A virtue is none the less to be desired for its own sake, because it has some adventitious profit connected with it: indeed, in most cases the noblest virtues are accompanied by many extraneous advantages, but it is the virtues that lead the way, and these merely follow in their train.

Dear as his daughter might become to him, all he dared to ask of Heaven was that she might be restored to that truer self which lay beneath her false and adventitious being.

Your name eternised in verse and you to glory in adventitious fluminous attributes.
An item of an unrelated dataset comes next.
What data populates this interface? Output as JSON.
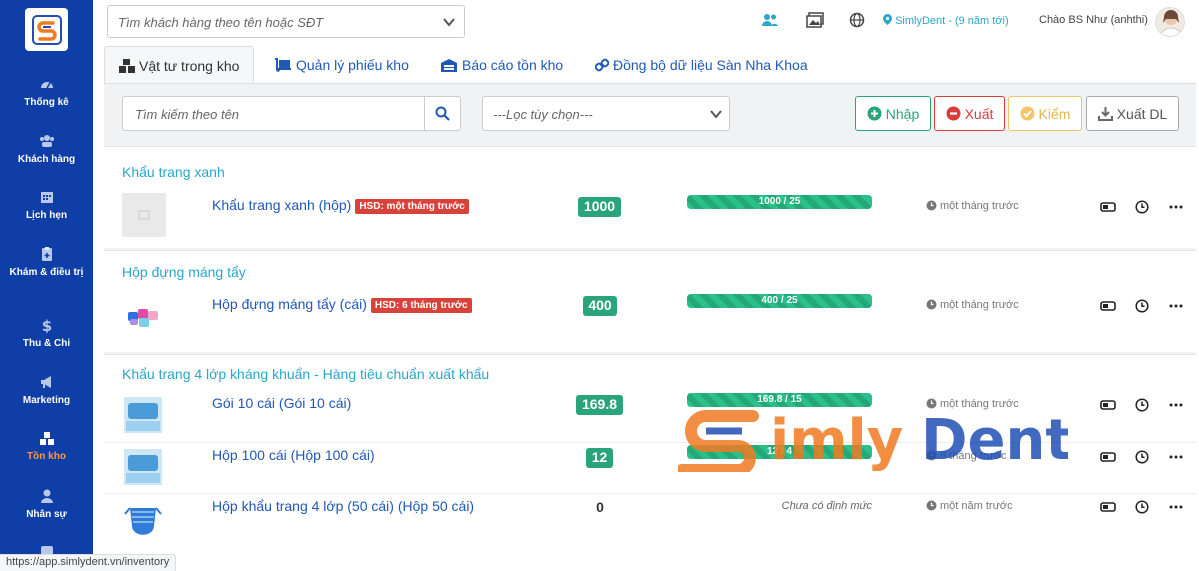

Prothallus bearing young sporophyte, with a single sporangium and adventitious roots!

For this reason, as for many others, it is the duty of the Christian teacher to show that those dogmas are not an integral part of the gospel, but only an adventitious element imported into it from an earlier and unauthoritative system.

The failure of Impeachment, though fatal to his success, did not dissipate the support which his long services and marked fidelity had commanded, without any of the adventitious aids of power.

The fundamental and essential conditions of life are the same in any age, however the adventitious circumstances may change.

God to perform a spurious miracle in His honour, and a wrong to the Catholic faith, whose power is in its truth, to attempt to give adventitious lustre to its doctrines by the aid of fraud and deception.

But of these adventitious evils which are inflicted by hostile armies or by some disaster, and which attach rather to the body than the soul, I am not meanwhile disputing.

It was Ayla's adventitious combination of flint and iron pyrite that created the spark which could be made into fire.

When it caught a comet in its fibrous net, it shed its adventitious leaves within the circle of contact and sent out root hairs to melt and drink every last drop.

Many stem cells, even in mature plants, have the capability of producing adventitious roots.